UT Southwestern Medical Center researchers have found that using leptin alone instead of standard insulin therapy could reduce symptoms of type 1 diabetes.
Using mouse models, the researchers found that leptin administered instead of insulin showed better management of blood-sugar variability and lipogenesis, the conversion of simple sugars into fatty acids.
Leptin is a hormone produced by fat cells and involved in the regulation of body weight.
Dr. Roger Unger, professor of internal medicine at UT Southwestern, led the study.
Insulin treatment has been the gold standard for type 1 diabetes (insulin-dependent diabetes) in humans since its discovery in 1922. Dr. Unger's laboratory found that insulin's benefit resulted from its suppression of glucagon, a hormone produced by the pancreas that raises blood sugar levels in healthy individuals.
"Insulin cells are destroyed in people with type 1 diabetes, however, and matching the high insulin levels needed to reach glucagon cells with insulin injections is possible only with amounts that are excessive for other tissues," said Unger, senior author of the latest study.
"Peripherally injected insulin cannot accurately duplicate the normal process by which the body produces and distributes insulin," Unger added.
People on insulin therapy tend to experience large swings in blood-sugar levels, said Dr.
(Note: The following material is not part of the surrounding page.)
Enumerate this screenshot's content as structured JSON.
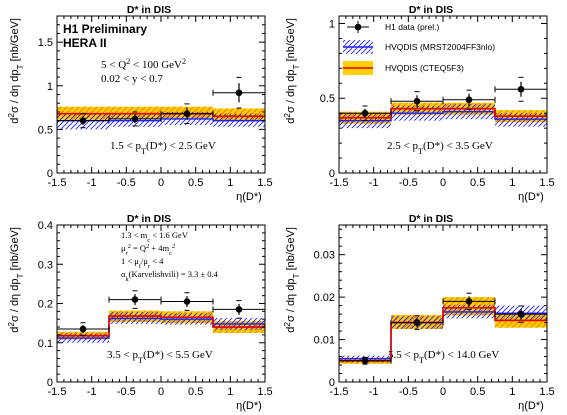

Unger. Other studies have shown that frequent blood-sugar variation complicates the symptoms of type 1 diabetes, which affects about 1 million people in the U.S.
Benefits of letpin's glucose-lowering action appear to involve the suppression of glucagon. Normally, glucagon is released when the glucose level in the blood is low, thanks to supervision by insulin release from neighboring cells.
In insulin deficiency situations, however, glucagon levels are inappropriately high and cause the liver to release excessive amounts of glucose into the bloodstream.
This action is opposed by insulin, which tells the body's cells to remove sugar from the bloodstream.
"Leptin treatment in the non-obese type 1 diabetic mouse profoundly reduced food intake, which in turn reduced body fat. And like insulin, leptin suppresses glucagon in the body and helps increase lean body mass," Unger said.
The findings are available online and in a future issue of the Proceedings of the National Academy of Sciences.